Duas entrevistas. “Sorte a sua, minha filha!”, ouviu da casa. Uma porta aberta. Somente uma, pensava. Pegou o ônibus. Um homem cedeu lugar. Quis agradecer, mas percebeu que ele olhava fixamente para o outro lado. Deu de ombros e se concentrou na forma como iria se apresentar no futuro local de trabalho. O currículo era razoável. Pediam de seis meses a um ano de experiência. Sabia manejar alguns programas de computador, ensino médio completo, letra bonita, educada para tratar o público, pontual, assídua, faculdade trancada. Assim que a vida normalizasse, daria sequência aos estudos. “Quem sabe o curso de inglês, dessa vez, saia da lista de projetos ainda não realizados?”, sonhou. Mais algumas paradas e estaria frente a frente com quem decidiria pelo sim.
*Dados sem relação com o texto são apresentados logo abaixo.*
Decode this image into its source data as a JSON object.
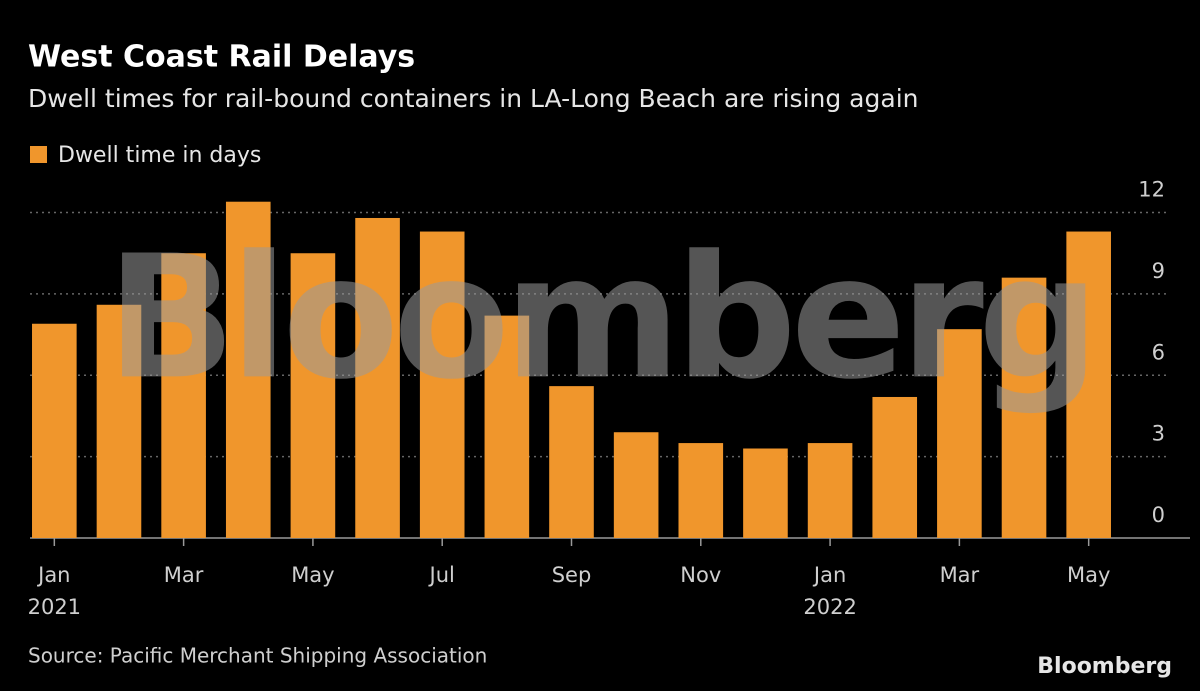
{
  "chart_data": {
    "type": "bar",
    "title": "West Coast Rail Delays",
    "subtitle": "Dwell times for rail-bound containers in LA-Long Beach are rising again",
    "categories": [
      "Jan 2021",
      null,
      "Mar",
      null,
      "May",
      null,
      "Jul",
      null,
      "Sep",
      null,
      "Nov",
      null,
      "Jan 2022",
      null,
      "Mar",
      null,
      "May"
    ],
    "series": [
      {
        "name": "Dwell time in days",
        "color": "#f0962c",
        "values": [
          7.9,
          8.6,
          10.5,
          12.4,
          10.5,
          11.8,
          11.3,
          8.2,
          5.6,
          3.9,
          3.5,
          3.3,
          3.5,
          5.2,
          7.7,
          9.6,
          11.3
        ]
      }
    ],
    "ylim": [
      0,
      12.5
    ],
    "yticks": [
      0,
      3,
      6,
      9,
      12
    ],
    "grid": true,
    "source": "Source: Pacific Merchant Shipping Association",
    "watermark": "Bloomberg",
    "logo": "Bloomberg"
  }
}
Caminhou devagar para acalmar o coração. Mãos aflitas e suor. Passou os olhos pela bolsa e verificou a pasta. Tudo certo para a contratação. “Só uma entrevista”, confiou. Nas redes sociais, assistia aos tutoriais sobre positividade e dicas de apresentação pessoal. Pronto. Sala de espera. Horário agendado. Era a sua vez. Escritório requintado. Ar-condicionado. Ofereceram café. Preferiu não aceitar. Aguardava a última conferência da pasta, pois sabia que era assim o procedimento ali. Primeira etapa, o envio da documentação por e-mail, mais o preenchimento de um formulário detalhado. Segunda etapa, a seleção natural dos candidatos pela análise classificatória de toda parte escrita. A última, aquele instante em que se esforçava para manter a calma. “Você está diferente na foto do seu currículo.”, o homem disse. Com a cabeça voltada para o papel, continuou a folhear as páginas. Em seguida, rolou os dedos no mouse, conferindo tudo pelo computador. Ela sorriu sem saber o que isso significava. Não respondeu. “Bem diferente mesmo.”, insistiu na observação. Não a encarava diretamente. “Temos um público diferenciado como cliente. Procuramos quem possa conferir maior credibilidade aos serviços que oferecemos. Você entende bem o que digo?”, perguntou. Ela tentou rapidamente organizar os pensamentos. De forma espontânea, passou as mãos pelos cabelos, respirou fundo, buscando uma frase objetiva, mas ele a interrompeu. E sem que as coisas fossem ditas abertamente, disparou: “Somos uma empresa de tradição. Acredito que você possa ter potencial, e, por isso, ficaremos com o seu contato.”

Sol forte e a cabeça latejando. Da calçada, não sabia como havia saído da sala. Nem ao menos um olhar direto recebido. Tentou se recompor. Errou o caminho para a próxima entrevista. Lembrou-se do abraço do pai e ajeitou, assim, o corpo. Conferiu o endereço. Pegou o ônibus que demoraria pelo menos 30 minutos para chegar ao destino. Sem poder agilizar a viagem, as pessoas arriscavam análises políticas e alguns discutiam sobre as brigas nos grupos sociais familiares. “Uma vergonha”, uma senhora comentou. “Eu voto em quem eu quiser.” E a trocadora riu, auxiliando um passageiro que tentava passar pela catraca entre sacolas e gente empurrando, no transporte lotado. Com a palestra menos acalorada, distinguiu que duas pessoas comentavam algo sobre cabelos, no banco anterior. “Corte Joãozinho ficaria legal, né!?”, foi o comentário seguido de uma risadinha de quem estava ao lado. “Tudo agora é bonito. Se você criticar…”, outra risada baixinho.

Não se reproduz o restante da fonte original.